While the project is still in implementation and final results are not anticipated until late 2024, promising changes have emerged from switching to the SIB contract. Sarah Cooke, Managing Director at Kirklees Better Outcomes Partnership (KBOP), suggested the SIB has helped put service users back at the centre of services. By paying for pre-agreed outcomes and bringing in careful but collaborative contract management, it has introduced greater accountability, flexibility, and innovation. In addition, the project uses an asset-based model, which focusses on service users’ strengths and what they want to achieve rather than ‘deficits.’ Instead of only addressing part of the issue, service providers are better able to understand the root cause and break the cycle of re-referral into services. Quality standardisation, shared data systems, and trusting relationships with partners have proved pivotal in supporting more than 2400 people so far.

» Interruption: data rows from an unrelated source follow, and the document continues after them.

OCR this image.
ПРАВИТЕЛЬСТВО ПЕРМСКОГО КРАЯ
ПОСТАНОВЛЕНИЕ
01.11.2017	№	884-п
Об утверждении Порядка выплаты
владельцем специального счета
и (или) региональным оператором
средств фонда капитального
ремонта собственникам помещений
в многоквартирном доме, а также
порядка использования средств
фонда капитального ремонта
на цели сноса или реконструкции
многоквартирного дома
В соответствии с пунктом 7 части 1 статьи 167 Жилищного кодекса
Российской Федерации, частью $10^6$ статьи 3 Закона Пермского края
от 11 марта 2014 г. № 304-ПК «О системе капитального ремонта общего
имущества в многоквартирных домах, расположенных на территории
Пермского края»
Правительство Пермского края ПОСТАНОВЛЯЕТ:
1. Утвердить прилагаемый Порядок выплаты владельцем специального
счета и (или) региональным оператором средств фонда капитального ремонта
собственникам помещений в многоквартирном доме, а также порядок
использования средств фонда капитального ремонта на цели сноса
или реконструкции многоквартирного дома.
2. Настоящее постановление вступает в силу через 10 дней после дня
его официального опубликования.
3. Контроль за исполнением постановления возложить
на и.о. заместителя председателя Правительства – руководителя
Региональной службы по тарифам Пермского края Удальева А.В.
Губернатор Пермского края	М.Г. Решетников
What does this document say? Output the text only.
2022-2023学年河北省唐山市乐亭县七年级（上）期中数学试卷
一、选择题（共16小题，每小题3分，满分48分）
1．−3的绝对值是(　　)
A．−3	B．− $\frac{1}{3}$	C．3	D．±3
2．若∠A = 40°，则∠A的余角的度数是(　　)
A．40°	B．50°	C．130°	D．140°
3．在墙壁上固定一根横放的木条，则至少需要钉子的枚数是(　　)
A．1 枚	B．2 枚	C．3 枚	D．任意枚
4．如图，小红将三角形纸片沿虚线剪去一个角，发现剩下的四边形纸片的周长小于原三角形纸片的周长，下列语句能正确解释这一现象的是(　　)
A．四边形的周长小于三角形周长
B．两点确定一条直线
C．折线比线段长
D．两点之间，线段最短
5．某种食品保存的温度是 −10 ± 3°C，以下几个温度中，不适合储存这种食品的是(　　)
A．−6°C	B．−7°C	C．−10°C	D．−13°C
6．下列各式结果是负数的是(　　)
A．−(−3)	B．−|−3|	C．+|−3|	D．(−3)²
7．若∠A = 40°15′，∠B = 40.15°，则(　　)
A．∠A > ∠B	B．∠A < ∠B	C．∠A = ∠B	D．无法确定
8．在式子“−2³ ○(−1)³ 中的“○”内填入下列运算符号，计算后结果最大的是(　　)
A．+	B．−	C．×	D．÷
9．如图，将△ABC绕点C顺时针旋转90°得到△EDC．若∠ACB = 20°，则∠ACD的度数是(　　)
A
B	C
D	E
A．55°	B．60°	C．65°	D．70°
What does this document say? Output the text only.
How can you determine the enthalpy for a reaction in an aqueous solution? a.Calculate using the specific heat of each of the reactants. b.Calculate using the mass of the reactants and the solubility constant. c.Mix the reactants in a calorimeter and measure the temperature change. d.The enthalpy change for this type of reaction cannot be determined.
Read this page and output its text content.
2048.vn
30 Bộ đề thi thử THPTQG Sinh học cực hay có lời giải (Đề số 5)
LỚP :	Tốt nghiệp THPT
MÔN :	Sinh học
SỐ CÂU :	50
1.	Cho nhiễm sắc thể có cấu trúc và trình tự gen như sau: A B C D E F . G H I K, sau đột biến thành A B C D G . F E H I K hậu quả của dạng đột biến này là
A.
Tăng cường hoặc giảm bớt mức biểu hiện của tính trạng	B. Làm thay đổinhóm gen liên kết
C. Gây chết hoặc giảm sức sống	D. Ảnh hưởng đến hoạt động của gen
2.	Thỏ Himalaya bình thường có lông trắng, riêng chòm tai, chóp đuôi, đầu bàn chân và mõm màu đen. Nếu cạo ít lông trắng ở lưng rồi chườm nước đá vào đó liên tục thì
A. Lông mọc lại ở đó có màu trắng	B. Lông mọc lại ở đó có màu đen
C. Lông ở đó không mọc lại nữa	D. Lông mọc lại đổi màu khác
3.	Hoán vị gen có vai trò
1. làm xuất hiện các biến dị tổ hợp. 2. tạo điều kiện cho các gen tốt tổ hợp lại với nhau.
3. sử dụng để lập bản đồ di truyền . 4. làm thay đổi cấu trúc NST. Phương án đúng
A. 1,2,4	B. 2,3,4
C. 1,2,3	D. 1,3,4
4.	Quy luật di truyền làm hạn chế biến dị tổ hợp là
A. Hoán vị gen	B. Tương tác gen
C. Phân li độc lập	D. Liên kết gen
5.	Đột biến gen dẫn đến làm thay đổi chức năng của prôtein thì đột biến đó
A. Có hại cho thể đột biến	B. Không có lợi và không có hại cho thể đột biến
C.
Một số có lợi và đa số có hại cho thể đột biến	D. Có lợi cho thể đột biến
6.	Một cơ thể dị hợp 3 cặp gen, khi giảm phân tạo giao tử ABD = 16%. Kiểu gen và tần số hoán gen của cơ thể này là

“We have stopped fixing and start listening, and letting the person lead that support. And the contract allows us to do that.”
Sarah Cooke, Managing Director at Kirklees Better Outcomes Partnership (KBOP)
Expanding malaria testing and treatment - an example from Nigeria
The use of these mechanisms is not limited to higher income countries like the UK. Richard Johnson, a senior consultant at the World Bank and the Global Fund, argues that performance- or outcomes-based payment and systems coordination is needed even more in low-income contexts. These systems are often characterised by constant change, misallocated resources, and siloed services. Ensuring the right outcomes and performance management are in place, and attaching the money to performance, can go a long way in improving services, as well as providing the flexibility to address constant change.
For example, informal pharmacies in Nigeria (known as proprietary and patent medicine vendors- PPMVs) are being brought into the formal system to increase testing, treatment and reporting of malaria. Single, disconnected interventions are often used to address similar problems in emerging countries, but do not change underlying behaviours. Instead, the Global Fund has partnered with the National Malaria Elimination Programme to contract with a facilitator. This organisation will act as an intermediary within a performance-based contract to provide PPMVs the right training, accreditations, advertising material, and supply of medicines. Building on these activities, the facilitator will encourage better testing, treatment and reporting around malaria – outcomes which will trigger payments and hence incentivise the facilitator. By acting as an ecosystem orchestrator, it will aim to improve performance and service integration in the system.
Facilitating ecosystem orchestration- what can policymakers do?
Ecosystem orchestrators can play a pivotal role in improving coordination and effectiveness of services in both high- and low-income contexts. Governments can support them in doing so, and also play this role themselves. Val Keen, Head of the UK Government’s Changing Futures Programme, highlighted that while policymakers are often distant from service users whom their decisions affect, they can narrow this gap by working closely with individuals with lived experience as well as local frontline organisations. They can act as coordinators themselves by encouraging more joined up working across central and local governments. By putting people at the centre of services, listening better, and aligning the constellation of key actors, they can foster fruitful partnerships across social services.